Mais, vous le savez, le total des provisions n’a pas de signification quant au risque réellement couru par l’État, puisqu’il est conventionnel.
D’autre part, avec humilité, je vous avoue les grandes difficultés que nous rencontrons à apprécier les dépenses futures. C’est toute la question de ce qui est inscrit, à titre évaluatif si j’ai bonne mémoire, dans les programmes 200 et 201 qui constituent la mission Remboursements et dégrèvements, dont Mme Sas est la rapporteure spéciale dans votre assemblée. À dire vrai, il y a des choses extrêmement variées dans cette somme qui est très importante, mais à l’intérieur de laquelle se trouvent en effet les montants destinés à couvrir les litiges en cours.
Il y a souvent – c’est fâcheux – une divergence entre ces crédits et les crédits en exécution. C’est loin d’être idéal, mais cet écart s’observe plutôt dans le bon sens, dans la mesure où les dépenses ont été plutôt surévaluées que sous-évaluées. Car, même s’il n’est jamais souhaitable qu’il y ait un écart, je crois néanmoins préférable qu’il soit favorable à l’État.
Nous avons beaucoup de difficultés à évaluer ce que nous devons inscrire à titre de provisions pour une année budgétaire donnée. Trois acteurs différents sont en effet en présence, dont l’action combinée détermine le niveau de la dépense effective, quand elle s’observe.
Le juge constitue le premier acteur. Quand va-t-il se prononcer et dans quel sens ? Des incertitudes pèsent par définition sur les cas les plus compliqués et les plus litigieux. M. Jean-Luc Barçon-Maurin, chef du service juridique de la fiscalité, présent à mes côtés, vous en parlerait plus savamment que moi.
Le deuxième paramètre d’incertitude, qui doit nous rendre humbles en ce qui concerne nos prévisions, c’est le justiciable lui-même. Car, une fois qu’une juridiction lui a donné raison, la complexité des affaires est bien souvent telle qu’il doit monter un dossier. La juridiction ayant pris des dispositions assez précises, qui lui permettent de savoir dans quels cas il est – ou non – éligible à un remboursement, il doit naturellement produire les pièces attestant qu’il remplit les conditions. Nous avons pour devoir, en tant qu’administration, de rembourser à bon droit et non excessivement. Le justiciable est donc lui-même l’un des paramètres du temps. Il peut mettre plus ou moins de temps à constituer son dossier, plus ou moins de zèle à porter son dossier devant l’administration.

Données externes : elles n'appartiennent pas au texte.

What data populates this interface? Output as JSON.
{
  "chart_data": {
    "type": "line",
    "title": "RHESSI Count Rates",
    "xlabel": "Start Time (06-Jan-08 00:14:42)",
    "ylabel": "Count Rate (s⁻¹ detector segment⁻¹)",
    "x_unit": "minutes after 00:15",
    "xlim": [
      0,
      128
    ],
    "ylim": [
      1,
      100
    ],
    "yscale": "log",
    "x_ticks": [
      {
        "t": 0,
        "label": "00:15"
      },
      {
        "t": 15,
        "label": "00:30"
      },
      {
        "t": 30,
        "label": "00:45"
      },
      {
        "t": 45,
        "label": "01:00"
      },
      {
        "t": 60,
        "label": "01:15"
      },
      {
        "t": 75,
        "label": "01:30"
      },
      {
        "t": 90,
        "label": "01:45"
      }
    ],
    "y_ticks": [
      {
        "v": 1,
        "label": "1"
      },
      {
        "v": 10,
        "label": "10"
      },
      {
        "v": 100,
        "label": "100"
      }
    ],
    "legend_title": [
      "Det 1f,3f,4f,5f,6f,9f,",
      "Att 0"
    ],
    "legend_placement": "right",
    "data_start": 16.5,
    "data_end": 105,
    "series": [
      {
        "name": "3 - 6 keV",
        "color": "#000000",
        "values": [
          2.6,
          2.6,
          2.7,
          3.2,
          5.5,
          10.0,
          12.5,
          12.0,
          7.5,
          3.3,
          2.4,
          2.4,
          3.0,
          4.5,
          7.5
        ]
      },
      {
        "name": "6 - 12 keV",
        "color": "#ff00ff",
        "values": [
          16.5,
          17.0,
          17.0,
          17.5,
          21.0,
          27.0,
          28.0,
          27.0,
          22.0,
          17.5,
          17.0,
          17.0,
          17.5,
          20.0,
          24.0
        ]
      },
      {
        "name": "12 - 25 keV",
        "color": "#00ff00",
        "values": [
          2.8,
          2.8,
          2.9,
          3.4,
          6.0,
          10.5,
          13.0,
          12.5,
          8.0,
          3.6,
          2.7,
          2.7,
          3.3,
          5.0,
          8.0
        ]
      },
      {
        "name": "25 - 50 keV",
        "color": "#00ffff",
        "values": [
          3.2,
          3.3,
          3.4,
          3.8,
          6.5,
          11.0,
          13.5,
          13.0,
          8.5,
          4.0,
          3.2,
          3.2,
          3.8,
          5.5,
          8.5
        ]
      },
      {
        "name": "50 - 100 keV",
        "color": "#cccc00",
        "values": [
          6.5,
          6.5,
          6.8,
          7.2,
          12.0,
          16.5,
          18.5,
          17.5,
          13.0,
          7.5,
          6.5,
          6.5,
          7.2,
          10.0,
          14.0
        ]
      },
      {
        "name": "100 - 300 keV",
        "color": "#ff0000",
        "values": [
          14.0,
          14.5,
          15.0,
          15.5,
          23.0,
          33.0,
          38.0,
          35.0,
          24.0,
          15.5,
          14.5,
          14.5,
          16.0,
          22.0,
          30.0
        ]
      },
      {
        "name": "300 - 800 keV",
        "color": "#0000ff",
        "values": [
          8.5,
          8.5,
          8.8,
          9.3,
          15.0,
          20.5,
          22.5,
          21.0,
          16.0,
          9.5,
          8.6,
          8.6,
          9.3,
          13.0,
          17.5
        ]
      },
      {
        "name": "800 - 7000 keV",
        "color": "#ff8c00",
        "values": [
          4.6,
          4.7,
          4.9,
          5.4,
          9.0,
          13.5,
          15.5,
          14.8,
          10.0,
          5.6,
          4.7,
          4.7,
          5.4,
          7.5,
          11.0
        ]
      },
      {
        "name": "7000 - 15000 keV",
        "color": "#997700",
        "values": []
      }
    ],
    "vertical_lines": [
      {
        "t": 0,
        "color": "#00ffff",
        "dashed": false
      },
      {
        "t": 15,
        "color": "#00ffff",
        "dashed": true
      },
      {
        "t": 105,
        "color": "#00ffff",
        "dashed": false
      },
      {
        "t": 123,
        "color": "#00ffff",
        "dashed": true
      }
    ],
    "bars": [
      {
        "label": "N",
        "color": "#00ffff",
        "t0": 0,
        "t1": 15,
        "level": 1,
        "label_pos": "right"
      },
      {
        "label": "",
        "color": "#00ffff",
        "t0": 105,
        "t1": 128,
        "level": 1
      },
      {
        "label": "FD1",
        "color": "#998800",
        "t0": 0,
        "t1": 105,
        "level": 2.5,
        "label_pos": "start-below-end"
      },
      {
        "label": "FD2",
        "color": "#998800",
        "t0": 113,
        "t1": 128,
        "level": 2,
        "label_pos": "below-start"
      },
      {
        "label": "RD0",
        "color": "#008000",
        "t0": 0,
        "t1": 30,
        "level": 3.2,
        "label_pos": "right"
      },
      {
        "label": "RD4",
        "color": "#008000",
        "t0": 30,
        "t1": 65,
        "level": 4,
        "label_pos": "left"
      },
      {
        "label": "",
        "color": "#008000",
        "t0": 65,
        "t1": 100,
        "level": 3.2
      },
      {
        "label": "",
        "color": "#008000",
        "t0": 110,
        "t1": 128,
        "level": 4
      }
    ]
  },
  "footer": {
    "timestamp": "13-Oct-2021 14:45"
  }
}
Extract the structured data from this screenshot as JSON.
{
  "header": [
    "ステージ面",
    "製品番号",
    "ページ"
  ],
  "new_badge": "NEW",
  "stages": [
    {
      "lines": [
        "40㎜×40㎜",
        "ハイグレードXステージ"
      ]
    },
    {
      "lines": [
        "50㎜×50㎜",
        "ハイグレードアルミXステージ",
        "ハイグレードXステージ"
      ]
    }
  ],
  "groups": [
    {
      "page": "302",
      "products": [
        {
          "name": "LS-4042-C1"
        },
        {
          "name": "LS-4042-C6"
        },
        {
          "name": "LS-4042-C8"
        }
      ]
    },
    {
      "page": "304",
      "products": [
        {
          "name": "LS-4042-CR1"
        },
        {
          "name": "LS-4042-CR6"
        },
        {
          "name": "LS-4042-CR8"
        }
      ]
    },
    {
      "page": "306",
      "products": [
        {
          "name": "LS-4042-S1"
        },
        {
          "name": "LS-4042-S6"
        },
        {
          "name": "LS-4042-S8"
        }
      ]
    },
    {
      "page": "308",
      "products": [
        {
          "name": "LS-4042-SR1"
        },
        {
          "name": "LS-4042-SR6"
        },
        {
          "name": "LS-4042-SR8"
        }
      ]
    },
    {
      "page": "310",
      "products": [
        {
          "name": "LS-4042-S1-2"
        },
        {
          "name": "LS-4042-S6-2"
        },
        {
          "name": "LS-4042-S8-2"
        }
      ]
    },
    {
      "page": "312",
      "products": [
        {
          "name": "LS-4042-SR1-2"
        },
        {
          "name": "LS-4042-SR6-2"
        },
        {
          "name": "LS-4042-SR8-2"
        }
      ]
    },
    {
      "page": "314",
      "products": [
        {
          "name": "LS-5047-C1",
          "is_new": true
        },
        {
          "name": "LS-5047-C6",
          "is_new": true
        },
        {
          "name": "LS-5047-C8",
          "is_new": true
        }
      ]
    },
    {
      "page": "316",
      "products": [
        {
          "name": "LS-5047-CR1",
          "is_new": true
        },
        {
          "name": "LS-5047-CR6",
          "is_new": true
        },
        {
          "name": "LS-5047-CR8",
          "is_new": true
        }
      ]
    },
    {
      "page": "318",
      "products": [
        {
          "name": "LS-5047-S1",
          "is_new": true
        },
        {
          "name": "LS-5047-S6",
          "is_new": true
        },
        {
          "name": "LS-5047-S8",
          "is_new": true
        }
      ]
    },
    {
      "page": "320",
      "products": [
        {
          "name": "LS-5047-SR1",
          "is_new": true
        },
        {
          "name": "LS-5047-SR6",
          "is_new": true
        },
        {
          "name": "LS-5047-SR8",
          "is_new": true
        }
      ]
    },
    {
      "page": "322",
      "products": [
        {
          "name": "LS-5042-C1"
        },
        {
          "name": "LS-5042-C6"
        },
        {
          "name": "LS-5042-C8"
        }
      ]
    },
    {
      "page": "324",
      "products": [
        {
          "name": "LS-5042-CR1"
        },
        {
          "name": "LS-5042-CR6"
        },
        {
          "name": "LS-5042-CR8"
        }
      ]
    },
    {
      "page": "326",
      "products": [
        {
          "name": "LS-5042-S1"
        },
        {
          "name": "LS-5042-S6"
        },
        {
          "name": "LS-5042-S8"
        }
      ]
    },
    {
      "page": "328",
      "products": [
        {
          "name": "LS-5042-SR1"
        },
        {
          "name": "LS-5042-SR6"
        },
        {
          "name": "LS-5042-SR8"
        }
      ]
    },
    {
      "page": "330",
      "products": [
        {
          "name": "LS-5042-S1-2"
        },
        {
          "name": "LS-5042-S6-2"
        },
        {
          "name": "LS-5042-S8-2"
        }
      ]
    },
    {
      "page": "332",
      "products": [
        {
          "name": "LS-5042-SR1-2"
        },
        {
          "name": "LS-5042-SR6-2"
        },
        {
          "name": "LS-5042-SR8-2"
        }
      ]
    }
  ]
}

L’administration elle-même constitue le troisième paramètre. Habitée par le souci d’éviter les restitutions indues, et devant faire face à une masse de travail considérable, elle traite des dizaines de milliers de dossiers dans un contentieux comme celui né de l’arrêt de Ruyter.
L’ensemble de ces acteurs et de ces délais crée une zone d’incertitude assez forte, qui fait que nous avons effectivement une difficulté à soumettre au Parlement des évaluations de grande qualité. De tout cela, le Parlement, et plus particulièrement votre commission, sont bien informés, à travers le rapport spécial de Mme Sas sur les crédits dont nous venons de parler. Quant au détail, les pouvoirs particuliers dont vous jouissez, monsieur le président, madame la rapporteure générale, vous permettent de bénéficier d’informations encore plus précises sur tel ou tel contentieux.
Face à cette situation, nous mettons toute l’énergie nécessaire à défendre les intérêts de l’État. Mais comment éviter que cela se reproduise ? Certes, il n’y a pas de recette miracle. Devant cette grande montée en puissance des contentieux d’origine européenne, l’expérience passée nous fait penser que le Conseil d’État a un rôle extrêmement important, puisque, lorsqu’un projet de loi lui est soumis, l’un des points qu’il examine est la compatibilité avec le droit européen – cela constitue même une raison de disjonction, lorsqu’il constate qu’une disposition heurterait le droit européen. Voilà pour la prévention. Le passage par le Conseil d’État constitue le circuit le plus sûr, même si, naturellement, je ne critique pas les autres.
Un autre moyen, qui est moins de prévention que d’action, c’est le parti de prendre rapidement des mesures, quand un défaut de conformité apparaît, pour le corriger assez vite sans toutefois retomber dans un autre travers. Dans le contentieux de Ruyter, une législation est venue, comme vous l’avez dit, corriger le tir, même s’il n’est pas toujours facile d’imaginer comment rentrer dans le droit chemin.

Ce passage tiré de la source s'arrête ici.